Re A) - we could all benefit from switching to French, where "libre" and "livre" are
different words, with different connotations. English has really mangled this one.
"Free" can be "freedom" or "no cost", liberty somehow became "freedom" in a
lot of minds (to the chagrin of those of us with Political Science degrees), and "open"
can mean anything from "look but don't touch" to "public domain". Ugh.
We're stuck with the language we have, Libre works for me.
Less code is generally a good thing. It can be a balance; e.g. more code fleshing
out an API usually means much less code using it.
Qosify:
I gave Qosify a once-over, very quickly (short on time).

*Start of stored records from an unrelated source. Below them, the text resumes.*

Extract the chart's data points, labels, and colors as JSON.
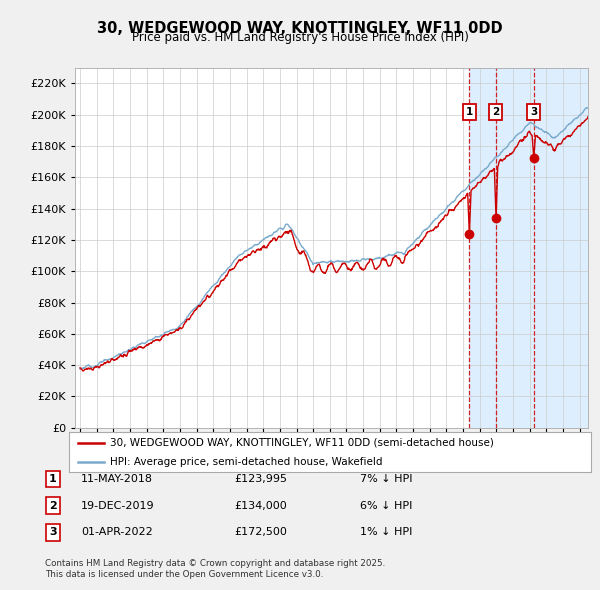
{
  "title_line1": "30, WEDGEWOOD WAY, KNOTTINGLEY, WF11 0DD",
  "title_line2": "Price paid vs. HM Land Registry's House Price Index (HPI)",
  "red_label": "30, WEDGEWOOD WAY, KNOTTINGLEY, WF11 0DD (semi-detached house)",
  "blue_label": "HPI: Average price, semi-detached house, Wakefield",
  "footnote": "Contains HM Land Registry data © Crown copyright and database right 2025.\nThis data is licensed under the Open Government Licence v3.0.",
  "transactions": [
    {
      "num": 1,
      "date": "11-MAY-2018",
      "price": "£123,995",
      "change": "7% ↓ HPI",
      "year": 2018.37
    },
    {
      "num": 2,
      "date": "19-DEC-2019",
      "price": "£134,000",
      "change": "6% ↓ HPI",
      "year": 2019.97
    },
    {
      "num": 3,
      "date": "01-APR-2022",
      "price": "£172,500",
      "change": "1% ↓ HPI",
      "year": 2022.25
    }
  ],
  "trans_prices": [
    123995,
    134000,
    172500
  ],
  "ylim": [
    0,
    230000
  ],
  "yticks": [
    0,
    20000,
    40000,
    60000,
    80000,
    100000,
    120000,
    140000,
    160000,
    180000,
    200000,
    220000
  ],
  "xlim_start": 1994.7,
  "xlim_end": 2025.5,
  "background_color": "#f0f0f0",
  "plot_bg_color": "#ffffff",
  "shade_bg_color": "#ddeeff",
  "red_color": "#cc0000",
  "blue_color": "#7aaacc",
  "grid_color": "#cccccc",
  "fig_width": 6.0,
  "fig_height": 5.9
}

It'll be worth going over it
again in more detail.
The lack of comments makes it heavy-going. It seems to be focused on a smaller
router at home, building a simple queue (assuming local NAT) and attaching a Cake
qdisc?
The "magic" I'm seeing is that the BPF program looks at flows to change
DSCP flags by connection bytes (I thought Cake was already classifying
by reading ConnTrack data?). I get the feeling I'm missing something.
Re B) - I've been wondering that, too. It's not an easy one to profile, kernel-side
profiling is hard enough without adding in eBPF! It's definitely worth digging
into.
C) is a whole other future discussion, and I feel I've talked enough about D).